Um den Ernst der Lage zu untermauern, hat sie eine Tabelle mitgeschickt, in der sie für den Zeitraum von Anfang Januar 2023 bis Ende August 2024, insgesamt 538 Tage, die durchschnittlichen Umsätze von Berliner und Hamburger Taxifahrern gegenüberstellt. Die Daten erhält sie täglich vom Dienstleister TaxiWin. Sie führt diese Vergleichsdatei seit Jahren, wie sie in dem Schreiben anmerkt. Die Diskrepanz fasst sie in einem Satz zusammen: „In meiner Datei können Sie die ruinösen Umsätze, die wir hier im Taxigewerbe momentan generieren, nachvollziehen.“
Die Tabelle gibt für Berlin und für Hamburg die durchschnittlichen Stundenumsätze jeweils für Vierteltage an, beginnend mit dem Nacht-/Morgen-Abschnitt von 0 bis 6 Uhr und endend mit dem abendlichen Zeitraum von 18 Uhr bis Mitternacht. Zudem sind für jeden Tag Durchschnittswerte für die Anzahl der Touren, den Umsatz je Tour, den Umsatz im Verhältnis zur zurückgelegten Strecke sowie die durchschnittlich gefahrene Geschwindigkeit über den gesamten Tag ausgewiesen. Um den direkten Vergleich zu haben, sind daneben in einem dritten Block die relativen Unterschiede ausgewiesen.

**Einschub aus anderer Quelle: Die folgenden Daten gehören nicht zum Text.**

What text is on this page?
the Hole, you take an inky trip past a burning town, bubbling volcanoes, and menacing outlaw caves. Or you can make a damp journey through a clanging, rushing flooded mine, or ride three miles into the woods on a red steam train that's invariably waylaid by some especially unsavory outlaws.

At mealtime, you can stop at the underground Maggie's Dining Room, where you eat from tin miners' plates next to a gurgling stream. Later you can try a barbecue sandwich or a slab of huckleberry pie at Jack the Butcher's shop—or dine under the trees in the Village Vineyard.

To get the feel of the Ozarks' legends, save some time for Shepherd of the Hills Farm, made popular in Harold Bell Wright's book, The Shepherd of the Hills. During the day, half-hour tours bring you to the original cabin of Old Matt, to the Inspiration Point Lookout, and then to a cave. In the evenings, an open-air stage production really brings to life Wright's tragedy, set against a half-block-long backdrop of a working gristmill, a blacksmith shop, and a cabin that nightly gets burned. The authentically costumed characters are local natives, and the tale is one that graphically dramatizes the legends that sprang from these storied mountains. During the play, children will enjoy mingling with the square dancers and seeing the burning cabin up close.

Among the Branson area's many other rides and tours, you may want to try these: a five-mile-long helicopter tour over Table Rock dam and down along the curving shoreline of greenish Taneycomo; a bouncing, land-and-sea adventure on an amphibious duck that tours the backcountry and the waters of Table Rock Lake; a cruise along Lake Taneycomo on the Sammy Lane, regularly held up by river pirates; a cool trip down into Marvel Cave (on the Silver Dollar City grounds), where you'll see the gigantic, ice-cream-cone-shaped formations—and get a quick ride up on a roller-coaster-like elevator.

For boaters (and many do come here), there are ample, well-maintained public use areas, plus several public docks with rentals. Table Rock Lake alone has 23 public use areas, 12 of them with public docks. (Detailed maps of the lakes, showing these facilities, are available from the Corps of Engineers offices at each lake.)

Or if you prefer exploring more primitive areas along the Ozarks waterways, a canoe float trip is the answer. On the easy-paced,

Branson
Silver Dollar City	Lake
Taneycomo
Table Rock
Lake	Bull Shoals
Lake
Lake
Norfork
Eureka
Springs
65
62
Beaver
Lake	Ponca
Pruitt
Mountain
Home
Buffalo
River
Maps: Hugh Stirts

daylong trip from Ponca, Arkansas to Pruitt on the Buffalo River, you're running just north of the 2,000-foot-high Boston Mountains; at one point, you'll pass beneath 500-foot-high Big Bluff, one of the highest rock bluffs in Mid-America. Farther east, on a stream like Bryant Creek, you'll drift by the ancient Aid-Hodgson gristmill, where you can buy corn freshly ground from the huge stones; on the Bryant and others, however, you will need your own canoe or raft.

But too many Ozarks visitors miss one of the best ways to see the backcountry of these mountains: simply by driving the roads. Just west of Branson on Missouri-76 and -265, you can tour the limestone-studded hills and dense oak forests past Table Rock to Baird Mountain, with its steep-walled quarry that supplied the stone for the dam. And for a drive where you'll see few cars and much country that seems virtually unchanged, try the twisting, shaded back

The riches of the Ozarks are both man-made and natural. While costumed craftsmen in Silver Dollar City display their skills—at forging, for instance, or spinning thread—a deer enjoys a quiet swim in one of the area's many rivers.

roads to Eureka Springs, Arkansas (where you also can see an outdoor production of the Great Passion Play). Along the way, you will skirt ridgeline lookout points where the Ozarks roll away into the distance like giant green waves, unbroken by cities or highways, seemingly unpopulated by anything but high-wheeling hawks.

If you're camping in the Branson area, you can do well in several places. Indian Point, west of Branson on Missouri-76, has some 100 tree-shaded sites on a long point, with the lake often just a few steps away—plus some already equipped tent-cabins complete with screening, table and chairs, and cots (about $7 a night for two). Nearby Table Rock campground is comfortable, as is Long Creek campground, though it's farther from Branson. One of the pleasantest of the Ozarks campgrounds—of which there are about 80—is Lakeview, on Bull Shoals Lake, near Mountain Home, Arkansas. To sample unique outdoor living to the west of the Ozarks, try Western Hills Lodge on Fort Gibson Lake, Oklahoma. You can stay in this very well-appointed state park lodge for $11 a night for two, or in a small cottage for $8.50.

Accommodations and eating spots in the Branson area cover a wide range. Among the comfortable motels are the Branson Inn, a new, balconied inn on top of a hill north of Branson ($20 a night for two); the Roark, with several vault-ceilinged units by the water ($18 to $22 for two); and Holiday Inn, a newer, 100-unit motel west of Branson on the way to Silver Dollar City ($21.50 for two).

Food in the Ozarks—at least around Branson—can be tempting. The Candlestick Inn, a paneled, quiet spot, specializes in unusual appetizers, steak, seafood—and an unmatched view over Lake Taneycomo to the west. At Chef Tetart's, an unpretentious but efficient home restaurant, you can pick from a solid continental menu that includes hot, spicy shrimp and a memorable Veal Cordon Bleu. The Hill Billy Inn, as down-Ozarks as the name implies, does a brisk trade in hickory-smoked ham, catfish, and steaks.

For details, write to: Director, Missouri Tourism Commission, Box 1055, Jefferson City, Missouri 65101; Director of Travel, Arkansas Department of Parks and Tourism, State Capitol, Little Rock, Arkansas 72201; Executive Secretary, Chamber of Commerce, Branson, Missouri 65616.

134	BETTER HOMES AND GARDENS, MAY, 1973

Die Zahlen sind aus Berliner Sicht mehr als ernüchternd: Im Schnitt wird im Hamburger Taxigewerbe zwischen 40 und 47 Prozent mehr Umsatz erzielt als in der Bundeshauptstadt mit ihrem Uber-und-Bolt-Problem. Während ein Berliner Taxifahrer im genannten Zeitraum im Durchschnitt 19,71 Euro Umsatz pro Stunde erwirtschaften konnte, waren es bei seinen Hamburger Kollegen 27,60 Euro. Nur an zwei Tagen im Gesamtzeitraum lag der durchschnittliche Umsatz in Berlin höher als in Hamburg.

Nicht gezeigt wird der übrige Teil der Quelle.